In 1946, she began teaching dance in Annapolis, which was then segregated, and was the first white dance teacher to offer classes to black students. She held classes at the Stanton Center, the Northwest Street YMCA and Parole Elementary School.
In 1966, Mrs. Clark established the Annapolis Civic Ballet, in which children and adults presented a series of performances semiannually.
She said she founded the company to encourage her students to continue with dance and to "give the community a strong group" to perform at civic functions.
Mrs. Clark stressed that the company's performances were not recitals. "I hate recitals where every little kid memorizes one routine and you sit for hours. Ugh-uh," she told The Sun in 1979. She disbanded the company in 1989.
Her interest in dance began when she was a 12-year-old in Detroit, where she began her formal training with the Denishawn School. It was under the direction of Ruth St. Denis and Ted Shawn, who is known as the father of American dance. She later studied drama with the Detroit Repertory Company.

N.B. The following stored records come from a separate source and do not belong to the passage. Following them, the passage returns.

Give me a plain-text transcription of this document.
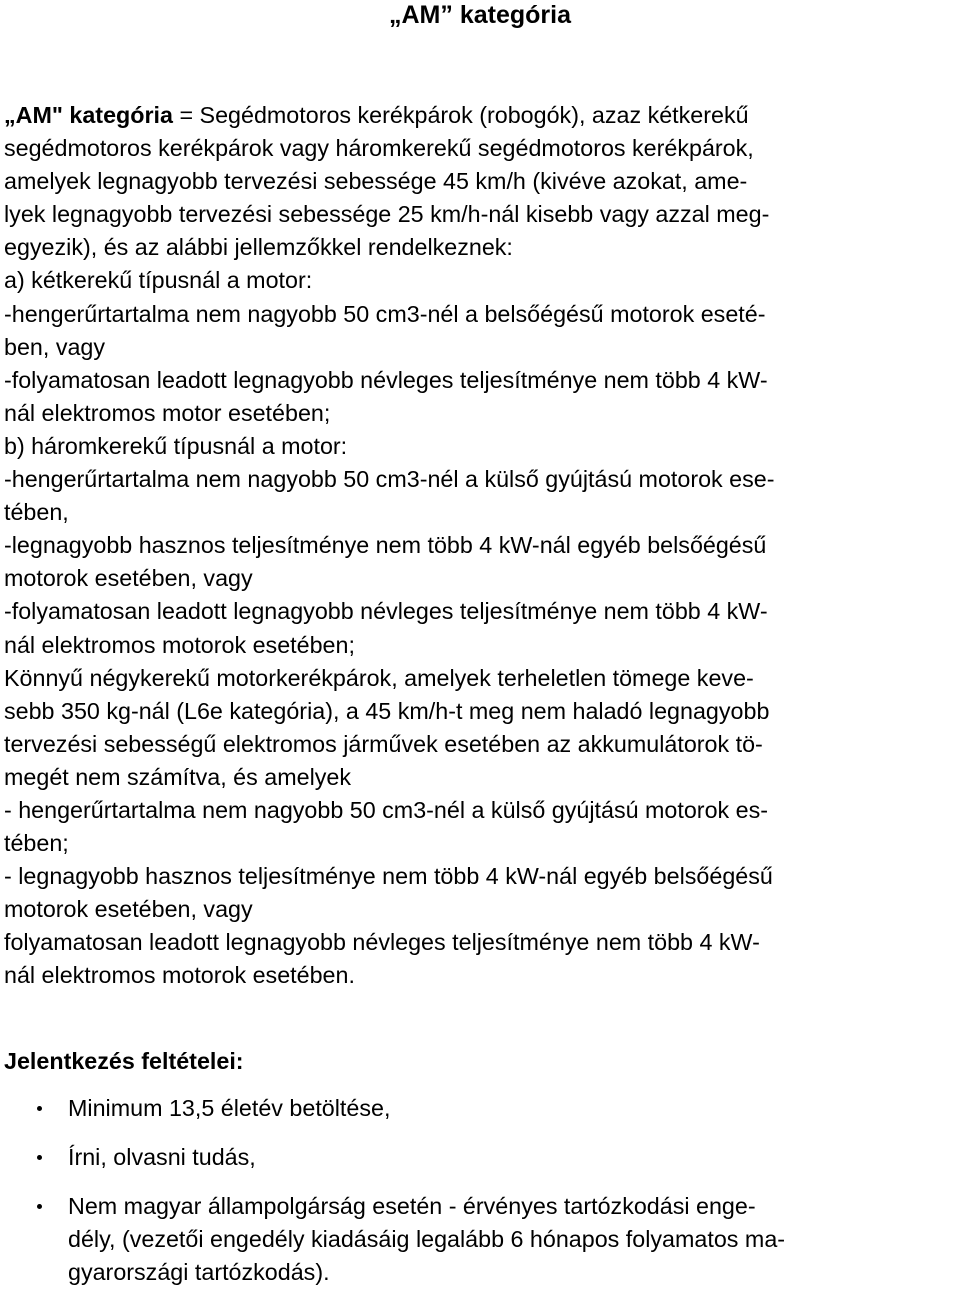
„AM” kategória
„AM" kategória = Segédmotoros kerékpárok (robogók), azaz kétkerekű
segédmotoros kerékpárok vagy háromkerekű segédmotoros kerékpárok,
amelyek legnagyobb tervezési sebessége 45 km/h (kivéve azokat, ame-
lyek legnagyobb tervezési sebessége 25 km/h-nál kisebb vagy azzal meg-
egyezik), és az alábbi jellemzőkkel rendelkeznek:
a) kétkerekű típusnál a motor:
-hengerűrtartalma nem nagyobb 50 cm3-nél a belsőégésű motorok eseté-
ben, vagy
-folyamatosan leadott legnagyobb névleges teljesítménye nem több 4 kW-
nál elektromos motor esetében;
b) háromkerekű típusnál a motor:
-hengerűrtartalma nem nagyobb 50 cm3-nél a külső gyújtású motorok ese-
tében,
-legnagyobb hasznos teljesítménye nem több 4 kW-nál egyéb belsőégésű
motorok esetében, vagy
-folyamatosan leadott legnagyobb névleges teljesítménye nem több 4 kW-
nál elektromos motorok esetében;
Könnyű négykerekű motorkerékpárok, amelyek terheletlen tömege keve-
sebb 350 kg-nál (L6e kategória), a 45 km/h-t meg nem haladó legnagyobb
tervezési sebességű elektromos járművek esetében az akkumulátorok tö-
megét nem számítva, és amelyek
- hengerűrtartalma nem nagyobb 50 cm3-nél a külső gyújtású motorok es-
tében;
- legnagyobb hasznos teljesítménye nem több 4 kW-nál egyéb belsőégésű
motorok esetében, vagy
folyamatosan leadott legnagyobb névleges teljesítménye nem több 4 kW-
nál elektromos motorok esetében.
Jelentkezés feltételei:
Minimum 13,5 életév betöltése,
Írni, olvasni tudás,
Nem magyar állampolgárság esetén - érvényes tartózkodási enge-
dély, (vezetői engedély kiadásáig legalább 6 hónapos folyamatos ma-
gyarországi tartózkodás).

She was dance adviser to the Maryland State Arts Council and was appointed by Gov. Harry R. Hughes to the Governor's Commission on Physical Fitness.
Born Grace M. Gelinas in North Attleborough, Mass., she attended schools in Detroit and Boston.
She was a communicant of St. Anne's Episcopal Church in Annapolis, where services were held yesterday evening.
In addition to her husband of 62 years, she is survived by a son, William E. Clark of Severna Park; a daughter, Victoria Clark Waidner of Annapolis; a brother, Ralph J. Gelinas of Van Nuys, Calif.; and a granddaughter.